YAYASAN Kemanusiaan Gaza (GHF) yang berpura-pura sebagai lembaga penyalur bantuan kemanusiaan telah menjadi pembunuh bagi ratusan warga
Gaza
yang putus asa mencari bantuan makanan. Menurut Kementerian Kesehatan Palestina di Gaza, setidaknya 600 orang telah terbunuh dan lebih dari 4.278 lainnya terluka di lokasi pendistribusian bantuan sejak kelompok itu memulai operasinya pada akhir Mei.
Menargetkan warga sipil yang kelaparan, GHF dituduh sedang menjalankan misi gelap Israel untuk mengusir warga
Palestina
dari wilayah kantong di tepi Pantai tersebut
Siapa Pelaku Penembakan di Pusat Bantuan Gaza?

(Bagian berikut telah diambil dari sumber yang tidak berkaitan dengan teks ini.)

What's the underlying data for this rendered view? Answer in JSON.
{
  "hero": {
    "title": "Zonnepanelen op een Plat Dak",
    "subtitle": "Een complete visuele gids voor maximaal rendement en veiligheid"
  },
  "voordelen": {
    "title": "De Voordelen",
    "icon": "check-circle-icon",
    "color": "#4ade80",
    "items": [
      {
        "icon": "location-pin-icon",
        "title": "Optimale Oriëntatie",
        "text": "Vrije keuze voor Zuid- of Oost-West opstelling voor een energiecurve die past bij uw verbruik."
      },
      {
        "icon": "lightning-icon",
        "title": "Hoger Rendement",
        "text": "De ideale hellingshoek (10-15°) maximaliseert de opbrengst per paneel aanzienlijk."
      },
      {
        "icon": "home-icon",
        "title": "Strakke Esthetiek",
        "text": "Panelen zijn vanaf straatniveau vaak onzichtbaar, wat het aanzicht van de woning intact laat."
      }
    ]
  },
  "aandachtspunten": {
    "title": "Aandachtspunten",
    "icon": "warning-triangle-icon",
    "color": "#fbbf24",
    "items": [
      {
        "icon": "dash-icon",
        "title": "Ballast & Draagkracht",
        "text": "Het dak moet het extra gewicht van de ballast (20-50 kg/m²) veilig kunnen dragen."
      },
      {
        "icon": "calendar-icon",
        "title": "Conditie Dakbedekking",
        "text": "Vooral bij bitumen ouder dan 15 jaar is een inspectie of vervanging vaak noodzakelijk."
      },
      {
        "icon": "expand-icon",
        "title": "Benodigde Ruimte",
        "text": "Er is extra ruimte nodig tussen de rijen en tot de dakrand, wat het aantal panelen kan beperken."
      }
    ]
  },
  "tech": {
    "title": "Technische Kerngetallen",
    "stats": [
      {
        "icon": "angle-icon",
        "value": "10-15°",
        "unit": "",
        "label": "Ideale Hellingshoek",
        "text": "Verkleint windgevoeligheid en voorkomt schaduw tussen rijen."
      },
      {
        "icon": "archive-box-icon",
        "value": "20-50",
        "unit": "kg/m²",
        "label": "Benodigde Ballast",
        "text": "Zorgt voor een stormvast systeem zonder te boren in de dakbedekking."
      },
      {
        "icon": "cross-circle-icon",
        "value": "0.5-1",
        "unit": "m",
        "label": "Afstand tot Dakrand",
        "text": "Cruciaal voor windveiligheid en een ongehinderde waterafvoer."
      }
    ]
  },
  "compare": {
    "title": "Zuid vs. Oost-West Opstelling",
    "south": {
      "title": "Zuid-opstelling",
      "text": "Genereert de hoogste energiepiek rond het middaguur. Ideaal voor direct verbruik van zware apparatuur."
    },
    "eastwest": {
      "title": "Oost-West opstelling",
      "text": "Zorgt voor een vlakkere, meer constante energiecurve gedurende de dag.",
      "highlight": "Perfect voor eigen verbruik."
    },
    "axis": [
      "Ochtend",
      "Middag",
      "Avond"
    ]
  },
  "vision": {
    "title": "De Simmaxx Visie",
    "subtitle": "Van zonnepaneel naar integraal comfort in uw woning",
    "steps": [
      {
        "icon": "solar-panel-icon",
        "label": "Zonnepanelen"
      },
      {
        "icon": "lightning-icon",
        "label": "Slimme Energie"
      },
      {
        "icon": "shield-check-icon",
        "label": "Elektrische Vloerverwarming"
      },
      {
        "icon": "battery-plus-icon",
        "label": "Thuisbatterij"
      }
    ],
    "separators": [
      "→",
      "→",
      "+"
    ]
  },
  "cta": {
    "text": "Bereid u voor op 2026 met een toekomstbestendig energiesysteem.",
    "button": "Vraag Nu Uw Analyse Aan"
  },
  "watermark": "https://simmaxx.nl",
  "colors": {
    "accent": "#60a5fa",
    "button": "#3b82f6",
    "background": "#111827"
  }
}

Kontraktor Amerika yang disewa
GHF
untuk menjaga titik distribusi bantuan di Gaza dituduh menggunakan amunisi aktif, granat kejut, dan semprotan merica terhadap warga Palestina.
The New Arab
dikutip, sebuah video yang diperoleh
The Associated Press
menunjukkan adegan kacau di lokasi bantuan. Warga Palestina berkerumun di balik gerbang logam di tengah-tengah tembakan, granat kejut, dan semprotan merica.
Dua kontraktor AS anonim mengungkapkan bahwa GHF menggunakan personel keamanan yang sering kali tidak memenuhi syarat. Personel tersebut diberi senjata lengkap dan beroperasi dengan sedikit pengawasan.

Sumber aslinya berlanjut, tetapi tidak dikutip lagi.